One interesting outcome of the Covid pandemic has been the sharp rise in the phenomenon of the “staycation”. People have been forced to shun overseas travel, looking closer to home for their holidays and holiday accommodation, and all this has contributed to the flourishing of the Airbnb model of holiday letting.
At first glance we might just embrace these informal letting arrangements as a good example of people’s entrepreneurial spirit; part of the positive economic news as we emerge from Covid. Many across the holiday sector enjoyed high demand for accommodation (although holidaymakers felt the consequential rise in prices) and this was not just in hotels and traditional “B&Bs” but, also, at the newer, Airbnb end of the market.
There is much to consider when embarking on any letting business, questions such as whether or not planning permission is needed; health and safety issues; rates; insurance and lease covenants (which may prohibit short or long-term letting). A recent appeal decision – arising in respect of the Community Infrastructure Levy (“CIL”) but relevant to this topic – has also raised afresh the planning law question: which Use Class is the correct one for a property used as a holiday let?
What is the correct Use Class for holiday lets?

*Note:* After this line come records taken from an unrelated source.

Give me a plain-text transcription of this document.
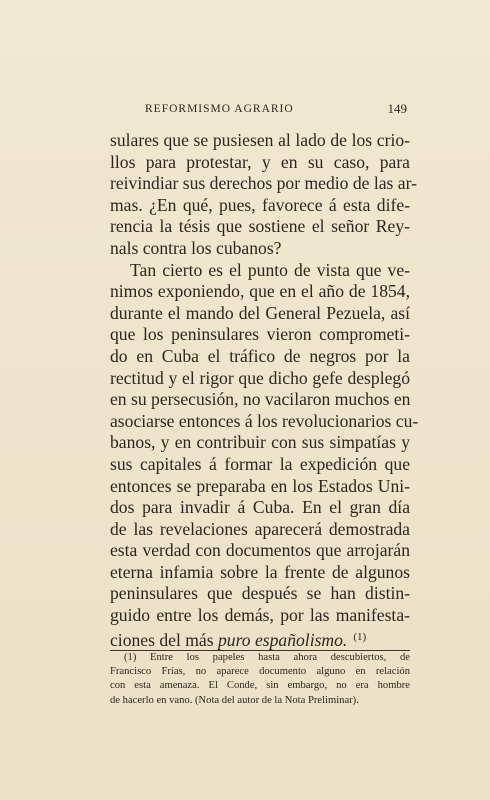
REFORMISMO AGRARIO	149
sulares que se pusiesen al lado de los crio-
llos para protestar, y en su caso, para
reivindiar sus derechos por medio de las ar-
mas. ¿En qué, pues, favorece á esta dife-
rencia la tésis que sostiene el señor Rey-
nals contra los cubanos?
Tan cierto es el punto de vista que ve-
nimos exponiendo, que en el año de 1854,
durante el mando del General Pezuela, así
que los peninsulares vieron comprometi-
do en Cuba el tráfico de negros por la
rectitud y el rigor que dicho gefe desplegó
en su persecusión, no vacilaron muchos en
asociarse entonces á los revolucionarios cu-
banos, y en contribuir con sus simpatías y
sus capitales á formar la expedición que
entonces se preparaba en los Estados Uni-
dos para invadir á Cuba. En el gran día
de las revelaciones aparecerá demostrada
esta verdad con documentos que arrojarán
eterna infamia sobre la frente de algunos
peninsulares que después se han distin-
guido entre los demás, por las manifesta-
ciones del más puro españolismo. $^{(1)}$
(1) Entre los papeles hasta ahora descubiertos, de
Francisco Frías, no aparece documento alguno en relación
con esta amenaza. El Conde, sin embargo, no era hombre
de hacerlo en vano. (Nota del autor de la Nota Preliminar).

When a property which is usually occupied as a residence, in the ordinary sense, is put to use as a short-term holiday let, you do not need to be a legal expert to see that there is, in practice, a qualitative change in the use of the property. Neighbours of adjoining properties are often acutely aware of the shift, whether it be the regular checking in and out of new arrivals, increased use of communal areas (a common complaint) or (in the worst cases) the noise of high-spirited holidaymakers enjoying themselves.
Any planning lawyer can tell you that the “normal” residential use of a property, occupied as a home on a permanent basis, comes within Use Class C3. This applies whether or not it is owned freehold or leasehold. It is sometimes thought that holiday lets fit more happily within Use Class C1, which is ordinarily thought of as a hotel use. If that were correct, it would of course mean that planning permission was required for the change. However, uses within Class C1 are associated with a high level of ancillary services provided with the accommodation like food and laundry, not just room cleaning and changing bed linen as is normally the case with an Airbnb.
The CIL appeal
The CIL appeal referred to above determined that a property used exclusively for holiday lets, in the particular circumstances of that case, was indeed a use within C3. Planning permission was not needed and there was an initial sigh of relief, no doubt, on the part of the owner. However, there was a significant sting in the tail. Although there was found to be no change in Use Class, this meant, in this case, an unexpected liability to CIL. By contrast, no CIL would have been payable for a C1 use.
This does seem to be another example of one of the ways in which planning law is somewhat out of date. It should fall to policy makers to consider creating a Use Class that better reflects current practice in the market (as was done with the creation of the new Use Class E). In the meantime, those who wish to take advantage of the fashion for informal short term lets should make sure they have checked – and ticked – all the relevant legal boxes.